We've come across two recipes for salt-roasted potatoes in the past few days – is that enough to call it a trend? Maybe not, but it was enough to pique our interest and give it a try. Get our verdict, and a few tips, below.
The February issue of Better Homes & Gardens features a recipe for skillet salt-roasted potatoes. New potatoes are roasted whole on a bed of salt and fennel seeds in a cast iron skillet. And what's most intriguing – it's all done on the stove top.
This time of year, we're not shy about cranking up our oven, but we're always interested in recipes that adapt oven methods for the stove top and can be used when you don't want to heat up the whole kitchen – or if, perhaps, you don't have an oven at all.
Last week's episode of the Splendid Table featured a similar recipe – oven salt-roasted fingerlings served with crème fraïche, cracked coriander seeds, chives and butter. You can hardly go wrong with those ingredients!
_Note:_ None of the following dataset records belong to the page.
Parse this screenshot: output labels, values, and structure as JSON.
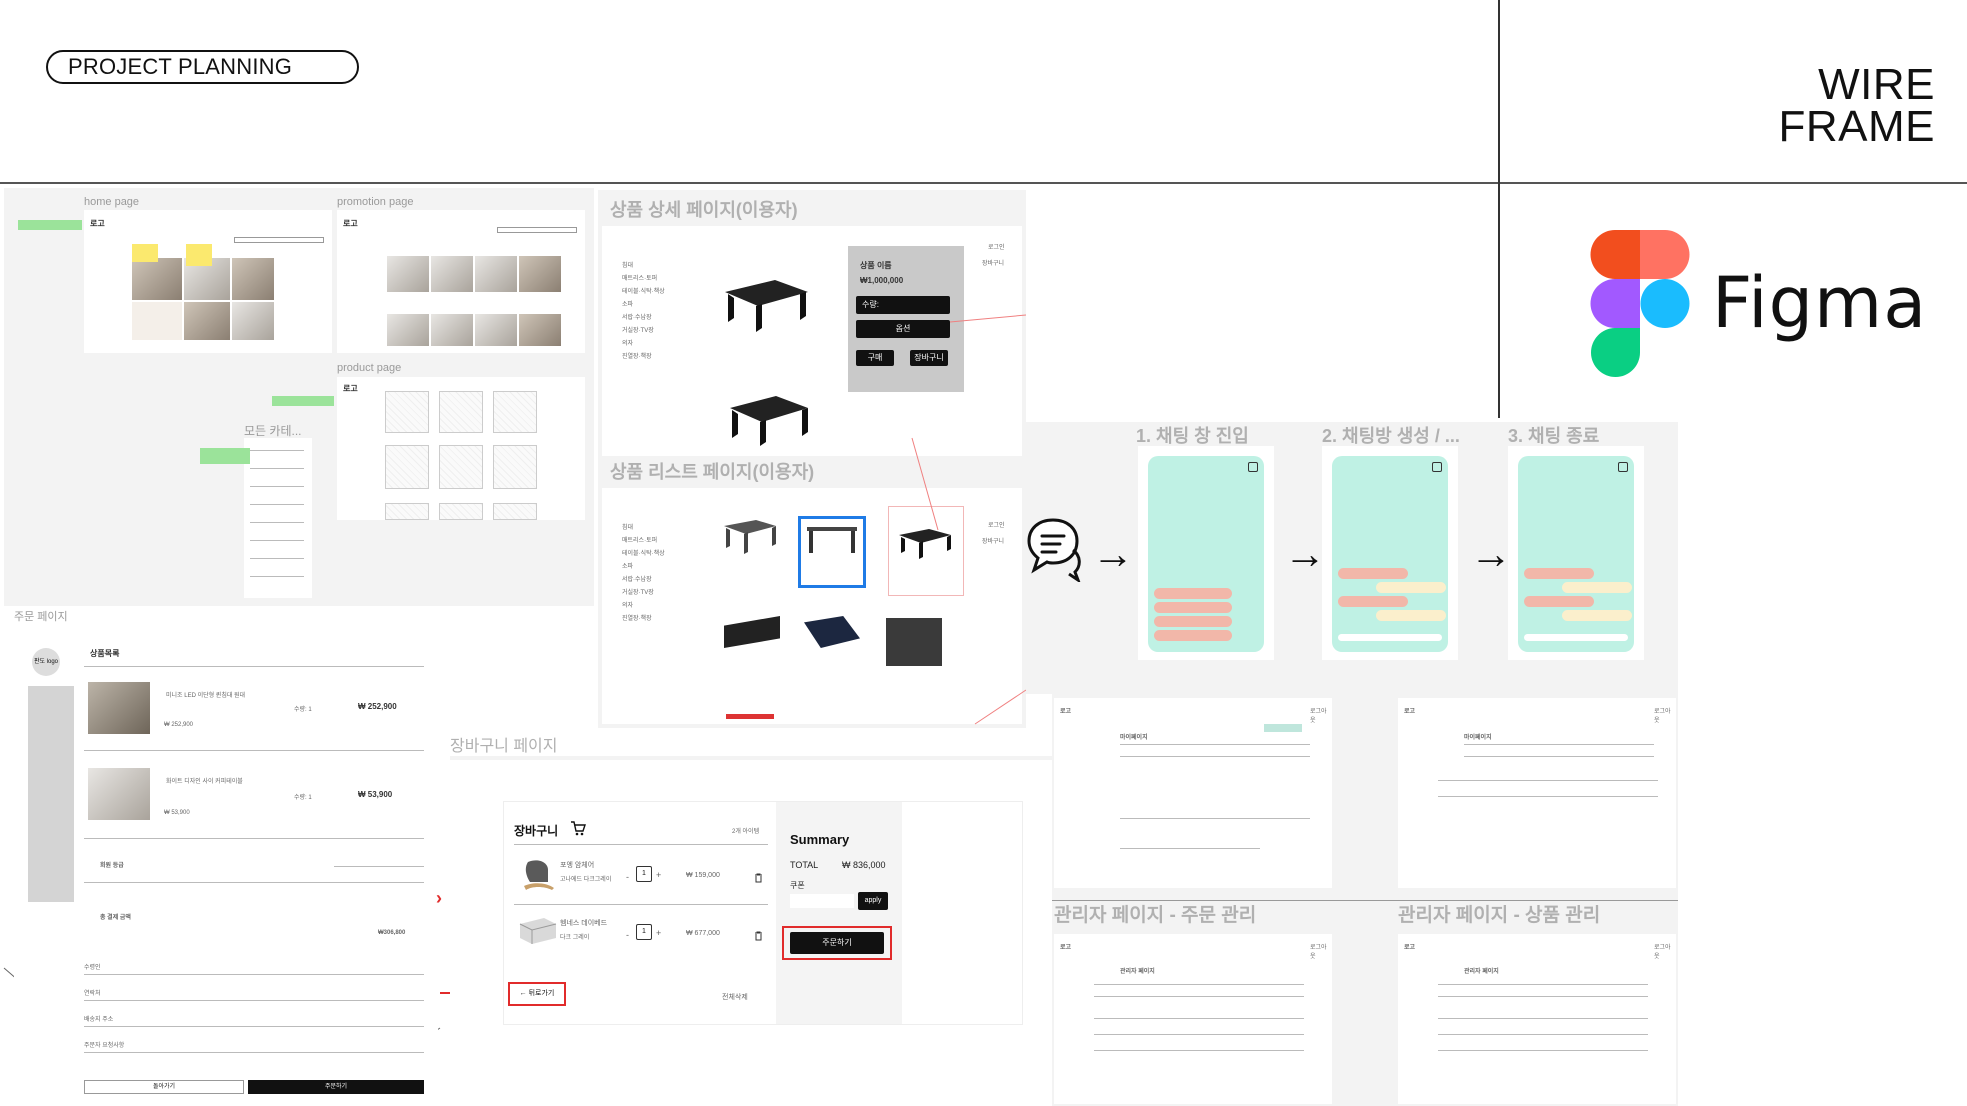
{
  "header": {
    "pill": "PROJECT PLANNING",
    "title_line1": "WIRE",
    "title_line2": "FRAME",
    "brand": "Figma"
  },
  "colors": {
    "figma_red": "#f24e1e",
    "figma_orange": "#ff7262",
    "figma_purple": "#a259ff",
    "figma_blue": "#1abcfe",
    "figma_green": "#0acf83",
    "chat_mint": "#bff1e4",
    "bubble_pink": "#f2b7a9",
    "bubble_cream": "#fbefcc",
    "highlight_red": "#e12b2b",
    "selection_blue": "#1f7be6"
  },
  "frames": {
    "home": "home page",
    "promotion": "promotion page",
    "product": "product page",
    "all_category": "모든 카테...",
    "detail": "상품 상세 페이지(이용자)",
    "list": "상품 리스트 페이지(이용자)",
    "chat1": "1. 채팅 창 진입",
    "chat2": "2. 채팅방 생성 / ...",
    "chat3": "3. 채팅 종료",
    "order": "주문 페이지",
    "cart_page": "장바구니 페이지",
    "admin_order": "관리자 페이지 - 주문 관리",
    "admin_product": "관리자 페이지 - 상품 관리"
  },
  "product_detail": {
    "name": "상품 이름",
    "price": "₩1,000,000",
    "qty": "수량:",
    "option": "옵션",
    "buy": "구매",
    "cart": "장바구니",
    "login": "로그인",
    "cart_link": "장바구니"
  },
  "categories": [
    "침대",
    "매트리스·토퍼",
    "테이블·식탁·책상",
    "소파",
    "서랍·수납장",
    "거실장·TV장",
    "의자",
    "진열장·책장"
  ],
  "order_page": {
    "logo": "판도 logo",
    "section": "상품목록",
    "item1_name": "미니조 LED 이단형 퀸침대 원대",
    "item1_qty": "수량: 1",
    "item1_price": "₩ 252,900",
    "item1_sub": "₩ 252,900",
    "item2_name": "화이트 디자인 사이 커피테이블",
    "item2_qty": "수량: 1",
    "item2_price": "₩ 53,900",
    "item2_sub": "₩ 53,900",
    "grade": "회원 등급",
    "total_label": "총 결제 금액",
    "total": "₩306,800",
    "fields": [
      "수령인",
      "연락처",
      "배송지 주소",
      "주문자 요청사항"
    ],
    "back": "돌아가기",
    "order_btn": "주문하기"
  },
  "cart": {
    "title": "장바구니",
    "count": "2개 아이템",
    "item1_name": "포엥 암체어",
    "item1_sub": "고나에드 다크그레이",
    "item1_price": "₩ 159,000",
    "item1_qty": "1",
    "item2_name": "헴네스 데이베드",
    "item2_sub": "다크 그레이",
    "item2_price": "₩ 677,000",
    "item2_qty": "1",
    "back": "← 뒤로가기",
    "clear": "전체삭제",
    "summary": "Summary",
    "total_label": "TOTAL",
    "total": "₩ 836,000",
    "coupon": "쿠폰",
    "apply": "apply",
    "checkout": "주문하기"
  },
  "mypage": {
    "logo": "로고",
    "title": "마이페이지",
    "logout": "로그아웃"
  },
  "admin": {
    "logo": "로고",
    "title": "관리자 페이지",
    "logout": "로그아웃"
  }
}
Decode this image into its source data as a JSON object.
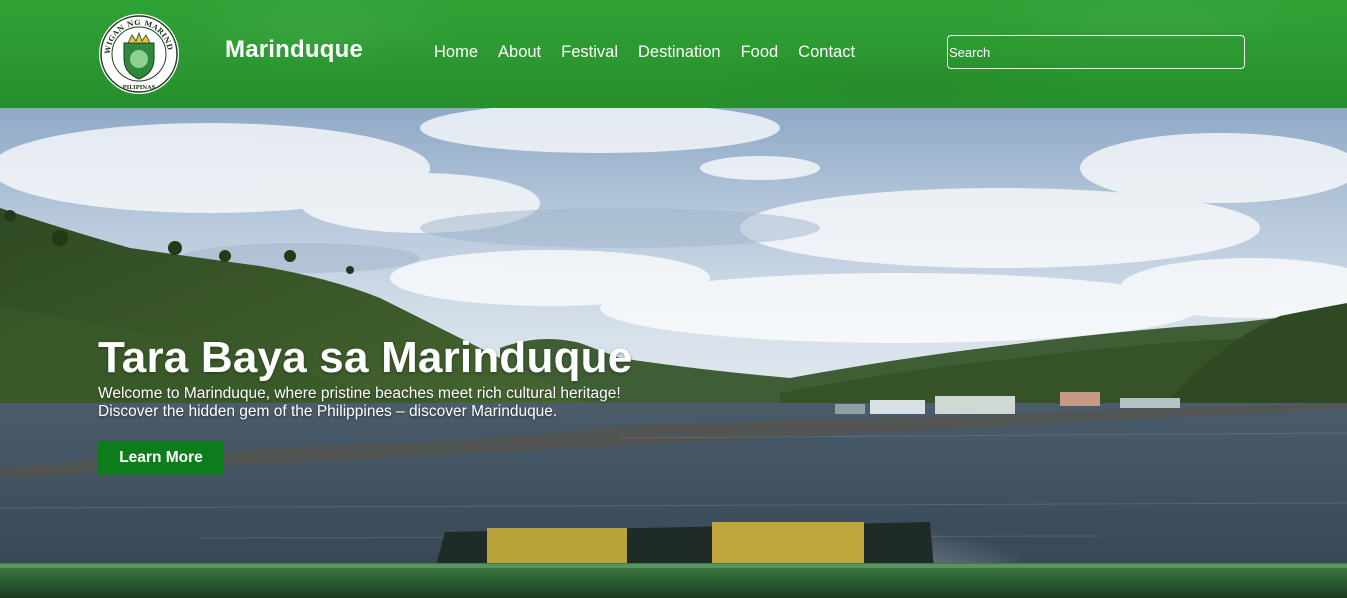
{
  "header": {
    "brand": "Marinduque",
    "logo": {
      "ring_text": "LALAWIGAN NG MARINDUQUE",
      "bottom_text": "PILIPINAS"
    },
    "nav": [
      "Home",
      "About",
      "Festival",
      "Destination",
      "Food",
      "Contact"
    ],
    "search": {
      "placeholder": "Search",
      "value": ""
    }
  },
  "hero": {
    "title": "Tara Baya sa Marinduque",
    "line1": "Welcome to Marinduque, where pristine beaches meet rich cultural heritage!",
    "line2": "Discover the hidden gem of the Philippines – discover Marinduque.",
    "button_label": "Learn More"
  },
  "colors": {
    "header_green": "#2c9a31",
    "button_green": "#0d7d1b",
    "text": "#ffffff"
  }
}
We chose to go with the stove top method, using coriander seeds sprinkled on top of the salt. The tiny potatoes we used took about 40 minutes to fully roast over low heat in a covered cast iron skillet. We then drizzled them with olive oil and served with sour cream and a few spoonfuls of dukkah – an Egyptian mix of nuts and spices – made with Emily's basic recipe.
We didn't get much of the coriander flavor in the potatoes themselves, but the salt gave the potato skins a nice flavor without being overly salty. The skins stayed crisp while the insides were tender and creamy.
These recipes call for quite a bit of salt – about 2 cups. But it can be saved and used again for another round of salt roasting. We're excited to try this method with other vegetables!
Have you tried salt roasting?
- Better Homes & Gardens: Skillet Salt-Roasted Potatoes
- Splendid Table: Salt-Roasted New Potatoes with Crème Fraïche and Cracked Coriander
Related: Egyptian Spice Mix: Dukkah
(Images: Joanna Miller)

Comments (11)
I have a friend who salt roasts a whole chicken. She uses, like 2 lbs of salt and roasts it in the oven. It's delicous, but I've never tried it. I am now planning on salt roasting potatoes this weekend though!
I wonder how this would work with other veggies if you had to chop them up. I'd think that, without the benefit of the impervious skin on the outside, the veg would get far too salty. Might have to experiment.
"You can't hardly go wrong"? So you're saying, you can really go wrong. ;)
Grammar nazi-ness aside, I saw that recipe in BH&G and it intrigued me. I don't have a cast iron skillet though. Would it work in any other pan, or does it need to be a heavy one?
In a restaurant, I had salmon baked on salt in a skillet and have done it at home with good results.
Thanks for catching that, Mrs.Mack. It's fixed now.
I did see another recipe – for fennel, I believe – that suggested wrapping fennel pieces in foil and tucking the packets into a bed of salt, which was roasted in the oven uncovered. So, if you're going to be using the oven, you might be able to get away with a thinner pan.
Coriander is a spice that benefits (as almost all do) by being ground, and heated in an oil or liquid. Fennel seeds can be toasted, and will give off an aroma, but I'm not sure that it would be absorbed by the potato.
I don't think this is any big deal, but in an old edition of Joy of Cooking, there's a recipe for cooking potatoes in rosin, which sounds so odd and yet wonderful.
http://www.hungrybrowser.com/phaedrus/m1217M07.htm
Does the salt ever burn?
@GretaGrace: The salt didn't burn at all. Some of it hardened into small clumps.
I do believe the salt can't burn, as Julia Child showed in this interesting episode:
http://www.youtube.com/watch?v=tGg4njImm0Y
I have also cooked salmon this way, it is delicious. I am going to try these potatoes tomorrow night, I can't wait!!
Thanks for sharing this idea.
When I bake small potatoes, I rub them in butter then roll them in sea salt. Perfect baked potatoes every time. They skins are so flavorful and crisp.